I was like thinking(tm), and it came to me this. All rockets make exhaust, and its a lot of cpu thinking on how to make it look pwety, and it still sucks. It looks 2003. So i was like thinking. Lets GPU handle rockets and smoke. And before youll jump to navier stokes and such, what if each physics frame we would draw new lines where smoke is made from last physics frame, and then blur and swirl them per each physics frame.

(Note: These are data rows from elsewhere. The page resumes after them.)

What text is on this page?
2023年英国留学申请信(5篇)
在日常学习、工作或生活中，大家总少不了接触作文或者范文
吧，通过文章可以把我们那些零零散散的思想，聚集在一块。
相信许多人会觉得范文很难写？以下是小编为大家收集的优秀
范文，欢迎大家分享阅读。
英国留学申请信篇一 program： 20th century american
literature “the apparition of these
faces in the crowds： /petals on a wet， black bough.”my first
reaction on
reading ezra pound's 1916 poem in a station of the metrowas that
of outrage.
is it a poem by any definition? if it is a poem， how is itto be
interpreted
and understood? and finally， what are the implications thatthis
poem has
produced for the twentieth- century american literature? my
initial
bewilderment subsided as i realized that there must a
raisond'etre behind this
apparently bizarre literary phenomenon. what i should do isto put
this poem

I would see it as this:
After frame is rendered and smoke bitmap is rendered.
Smoke bitmap contains UV velocity data per pixel and pressure, and pixel color.
color[] float3
UVvel[] float3
there is a tillable noise texture made in blender with lots of swirls(distortion option),
and theres a normal map made out of it for bump.
swirls[] float3
The pitch consists of the main two buffers are sized third of monitor resolution, and it spans 3x the draw area.
( so effectively its same sized as screen, but main is viewable in middle square of 3x3.

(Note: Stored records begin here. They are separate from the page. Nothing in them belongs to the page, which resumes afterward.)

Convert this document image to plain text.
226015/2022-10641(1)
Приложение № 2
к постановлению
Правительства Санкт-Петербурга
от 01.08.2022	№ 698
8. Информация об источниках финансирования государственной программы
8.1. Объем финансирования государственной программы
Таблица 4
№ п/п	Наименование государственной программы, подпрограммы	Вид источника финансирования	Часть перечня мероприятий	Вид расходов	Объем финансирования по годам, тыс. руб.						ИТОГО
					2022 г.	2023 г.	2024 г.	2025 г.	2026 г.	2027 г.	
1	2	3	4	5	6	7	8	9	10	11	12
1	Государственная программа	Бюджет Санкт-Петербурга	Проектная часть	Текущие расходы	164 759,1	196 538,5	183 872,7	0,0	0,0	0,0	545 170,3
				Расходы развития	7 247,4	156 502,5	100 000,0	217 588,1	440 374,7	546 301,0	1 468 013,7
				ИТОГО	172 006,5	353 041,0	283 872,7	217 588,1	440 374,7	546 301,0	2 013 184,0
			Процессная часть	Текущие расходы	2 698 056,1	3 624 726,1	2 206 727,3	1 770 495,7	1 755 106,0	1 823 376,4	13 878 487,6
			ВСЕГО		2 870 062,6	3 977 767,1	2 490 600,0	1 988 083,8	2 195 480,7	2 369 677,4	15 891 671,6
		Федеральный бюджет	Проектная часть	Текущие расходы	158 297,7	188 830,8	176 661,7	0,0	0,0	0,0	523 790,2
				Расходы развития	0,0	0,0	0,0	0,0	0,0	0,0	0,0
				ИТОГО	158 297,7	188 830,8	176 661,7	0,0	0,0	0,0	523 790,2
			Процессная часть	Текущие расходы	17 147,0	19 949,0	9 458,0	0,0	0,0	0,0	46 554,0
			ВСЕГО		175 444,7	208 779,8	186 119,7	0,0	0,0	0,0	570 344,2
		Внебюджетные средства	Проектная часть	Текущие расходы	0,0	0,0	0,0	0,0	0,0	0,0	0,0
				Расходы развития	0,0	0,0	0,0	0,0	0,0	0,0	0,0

Once the smoke happens from previous location, the line is drawn on UVvel, with UV velocity of 0 and pressure of set pressure, using width of line as needed per camera zoom, so its simple glline on texture using (u,v,pressure) as colors, with UV set as opposite of where the rocket is headed
Smoke is calculated per physics frame.
- theres application of swirls.
swirlpos = mix ( UVvel[].uv ; throw (UVvel[].uv at direction of swirls[].yx with same lenght) ; using pressure )
swirled_UVvel[] = UVvel[ pos + swirlpos ]
swirled_color[] = color[ pos + swirlpos ]
less pressure, more swirl aligned it becomes. same for color[]
yes, yx so its perpendicular to bump slope
what happens here is we use existing swirls in the swirl texture
and throw the speed vector at perpendicular to slope of the swirl from bumpmap.
- blur_UVvel[], blur_color[], vector3 is made (half the size of the pitch)
using gpu default blurring for mipmaps so its quick af.
additionally there need to be adjustments to uv depending on pressure
posN = pos+[ 0, 1]*epsylon; xN = blur_UVvel[ posN ]
posS = pos+[ 0,-1]*epsylon; xS = blur_UVvel[ posS ]
posW = pos+[ 1, 0]*epsylon; xW = blur_UVvel[ posW ]
posE = pos+[-1, 0]*epsylon; xE = blur_UVvel[ posE ]
pressures = ( posN*(1+xN.pressure) + posS*(1+xS.pressure) + posW*(1+xW.pressure) + posE*(1+xE.pressure) )
blur_UVvel[].uv = mix (
blur_UVvel[].uv ;
pressures / ( xN.pressure + xS.pressure + xW.pressure + xE.pressure + 4) ;
blur_UVvel[].pressure )
so it alters the direction, basing on the where the pressure is highest,
using pressure to figure out how strong the alteration is need to be made.
+4 because to avoid div/0
- next is calculated using:
mixer = swirled_UVvel[ swirled_UVVel[].uv ].pressure + entropy
UVvel[] = mix( swirled_UVvel[] ; blur_UVvel[] ; mixer )
color[] = mix( swirled_color[] ; blur_color[] ; mixer )
- and viewport adjustments for perspective and moving it around, so UVvel and color move and scale using simple scale and transform.
higher pressure, the more towards blur it goes.
entropy is constant to keep it going toward blur if there is no pressure, or uv next to a freshly drawn line.
thats why its needed to be done at physics frame
so yeah. its not navier stokes, but. it does its job, at cost of 5 texture lookups and 2x mipmaped blured textures.
as a bonus, you can add pressure eminating points with no color modifications where units are standing per each frame of physics, so you would have the effect of units walking through smoke. and smoke swirling around them.
and you can also use maps wind direction
so, at the end you have a smoke texture, that doesnt need constant calculations of ugly 3d lines, but it creates constant smoke effect that accumulates and swirls and dissipates
prolly some improvements need to be done like if blurred UVvel to 1/16 of UVvel shows no action then drop whole procedure in quadrant, but still it might be cool smoke
:)
i would so code it self but have other stuff to do rn.